Free «Success Is a Perspective» Essay
- Do you agree that your peer has made an original argument that provides new insight about an old topic? If so, what's interesting about it? If not, how could it be more original? Give some suggestions to help them see a new way.
The author highlights the importance of education on the way to success. Although the argument is not exactly new in a row of other prerequisites to the successful life, the author puts an extra emphasis on college education. There is little novelty in the suggested approach of finding what one is good at and developing the necessary skills. The assertion of “many roads leading to the same place” is a bit confusing in relation to the author’s point of view, because the college education is just one of the many such roads. The mentioning of other important points such as human values, persistence, and commitment would greatly contribute to the message. Nevertheless, the author has succeeded in making the point of college education importance.

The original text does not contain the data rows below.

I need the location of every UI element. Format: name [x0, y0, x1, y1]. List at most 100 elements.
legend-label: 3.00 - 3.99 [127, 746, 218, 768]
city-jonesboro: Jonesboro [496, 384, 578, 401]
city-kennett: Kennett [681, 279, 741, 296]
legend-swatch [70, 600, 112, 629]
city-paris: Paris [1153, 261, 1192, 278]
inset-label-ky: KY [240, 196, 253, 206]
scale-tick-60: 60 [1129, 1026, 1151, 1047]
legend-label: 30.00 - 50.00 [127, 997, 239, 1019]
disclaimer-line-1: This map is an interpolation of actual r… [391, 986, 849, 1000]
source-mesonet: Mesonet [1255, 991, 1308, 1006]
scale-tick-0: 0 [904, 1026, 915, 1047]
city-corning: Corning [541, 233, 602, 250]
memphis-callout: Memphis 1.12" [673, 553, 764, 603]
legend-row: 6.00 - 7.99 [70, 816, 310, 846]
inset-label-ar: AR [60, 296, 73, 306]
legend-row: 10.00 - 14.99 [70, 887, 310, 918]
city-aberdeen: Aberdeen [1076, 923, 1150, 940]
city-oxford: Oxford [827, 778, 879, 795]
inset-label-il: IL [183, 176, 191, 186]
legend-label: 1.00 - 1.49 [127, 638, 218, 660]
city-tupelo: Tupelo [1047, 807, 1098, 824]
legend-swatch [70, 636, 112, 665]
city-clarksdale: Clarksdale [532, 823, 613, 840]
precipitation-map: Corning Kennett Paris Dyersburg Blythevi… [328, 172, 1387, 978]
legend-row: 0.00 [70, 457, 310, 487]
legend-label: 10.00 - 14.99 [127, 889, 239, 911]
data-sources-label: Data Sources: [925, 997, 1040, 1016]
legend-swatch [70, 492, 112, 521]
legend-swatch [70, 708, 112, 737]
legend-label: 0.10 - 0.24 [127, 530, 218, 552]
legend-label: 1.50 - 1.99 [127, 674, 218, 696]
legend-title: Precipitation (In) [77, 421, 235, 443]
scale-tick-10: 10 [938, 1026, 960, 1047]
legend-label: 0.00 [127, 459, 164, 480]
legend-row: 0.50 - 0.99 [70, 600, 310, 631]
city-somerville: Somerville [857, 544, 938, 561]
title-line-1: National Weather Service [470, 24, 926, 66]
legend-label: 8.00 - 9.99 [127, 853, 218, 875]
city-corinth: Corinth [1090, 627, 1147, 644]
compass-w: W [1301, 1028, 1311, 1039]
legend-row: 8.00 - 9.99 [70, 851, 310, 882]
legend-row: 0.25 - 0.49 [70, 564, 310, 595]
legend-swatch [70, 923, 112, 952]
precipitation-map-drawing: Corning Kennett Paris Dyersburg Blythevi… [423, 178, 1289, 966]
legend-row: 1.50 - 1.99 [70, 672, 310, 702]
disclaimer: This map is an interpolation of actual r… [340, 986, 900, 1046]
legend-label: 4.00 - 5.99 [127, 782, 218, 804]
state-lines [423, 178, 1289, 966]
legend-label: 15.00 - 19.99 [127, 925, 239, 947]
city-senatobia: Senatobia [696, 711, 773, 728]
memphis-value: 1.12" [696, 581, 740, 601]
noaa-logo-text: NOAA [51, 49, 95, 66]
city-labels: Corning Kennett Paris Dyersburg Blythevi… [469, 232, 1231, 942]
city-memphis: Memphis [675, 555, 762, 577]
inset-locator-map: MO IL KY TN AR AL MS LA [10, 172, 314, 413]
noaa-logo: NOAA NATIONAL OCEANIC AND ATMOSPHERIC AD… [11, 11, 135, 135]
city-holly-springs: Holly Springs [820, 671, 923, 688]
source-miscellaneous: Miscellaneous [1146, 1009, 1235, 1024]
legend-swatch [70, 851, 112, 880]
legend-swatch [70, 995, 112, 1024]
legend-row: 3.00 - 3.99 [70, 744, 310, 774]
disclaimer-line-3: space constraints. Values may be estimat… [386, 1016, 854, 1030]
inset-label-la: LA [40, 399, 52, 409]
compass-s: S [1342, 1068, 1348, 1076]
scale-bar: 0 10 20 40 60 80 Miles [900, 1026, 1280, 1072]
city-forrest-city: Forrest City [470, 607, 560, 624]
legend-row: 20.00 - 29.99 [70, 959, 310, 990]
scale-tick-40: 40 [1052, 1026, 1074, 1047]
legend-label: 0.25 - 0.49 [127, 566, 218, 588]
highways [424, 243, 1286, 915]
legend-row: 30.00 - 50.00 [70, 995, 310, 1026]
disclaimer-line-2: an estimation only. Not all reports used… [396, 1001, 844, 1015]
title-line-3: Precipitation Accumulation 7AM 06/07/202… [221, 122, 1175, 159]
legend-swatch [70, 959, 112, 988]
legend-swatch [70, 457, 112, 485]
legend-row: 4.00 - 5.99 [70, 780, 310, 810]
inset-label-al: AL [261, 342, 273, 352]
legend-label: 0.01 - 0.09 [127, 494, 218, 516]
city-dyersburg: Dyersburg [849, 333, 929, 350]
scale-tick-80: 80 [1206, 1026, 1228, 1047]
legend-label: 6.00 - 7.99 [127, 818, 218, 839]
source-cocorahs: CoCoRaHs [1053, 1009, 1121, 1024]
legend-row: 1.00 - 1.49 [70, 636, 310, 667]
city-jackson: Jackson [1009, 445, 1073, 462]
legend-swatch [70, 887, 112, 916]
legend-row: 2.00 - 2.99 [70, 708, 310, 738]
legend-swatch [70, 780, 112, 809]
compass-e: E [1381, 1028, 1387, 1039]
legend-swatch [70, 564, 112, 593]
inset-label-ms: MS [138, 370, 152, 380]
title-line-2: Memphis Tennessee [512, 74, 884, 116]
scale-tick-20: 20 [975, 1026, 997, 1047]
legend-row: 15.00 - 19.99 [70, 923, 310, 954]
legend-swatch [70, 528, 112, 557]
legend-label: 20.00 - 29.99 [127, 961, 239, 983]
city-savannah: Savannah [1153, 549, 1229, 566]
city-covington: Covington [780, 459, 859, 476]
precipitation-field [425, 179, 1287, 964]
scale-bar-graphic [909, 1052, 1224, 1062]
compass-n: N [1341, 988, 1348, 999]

- Are their sources cited in correct MLA format? Use this Purdue OWL page as a guide. Make a list of errors you find, and help your peer understand how to correct the error. (Be super picky! It's the only way to create a research superhero! Check alphabetization, hanging indents, spacing, etc.)
There are a number of ways in which the source references could be perfected. The page should start with the proper heading, an essay’s title, and “An Annotated Bibliography” instead of “Works Cited”. The annotations themselves should be properly indented and follow below the source details. It would increase the readability of the document, because such concise sources’ reviews require thorough formatting. All other MLA requirements are observed in this work.
- Do their annotations help you understand generally what the source is about and why they've chosen it? Would you be interested in learning more about this topic based on these annotations? Why or why not?
Generally, the annotations provide a good overview of the referenced sources, though the content could be a little more informative. There are unnecessary explanations of who and where had published the source works cutting into the already limited annotation space. The descriptions are somewhat vague providing too much irrelevant information. The author mentions the concepts of "college for all crusade" and "homeowners for all" in a course of arguing the source’s importance. Such concepts may be unfamiliar to the reader; thus a few words of explanation would be helpful. Judging by the annotations, the referenced works do not seem interesting enough in the context of the author’s arguments.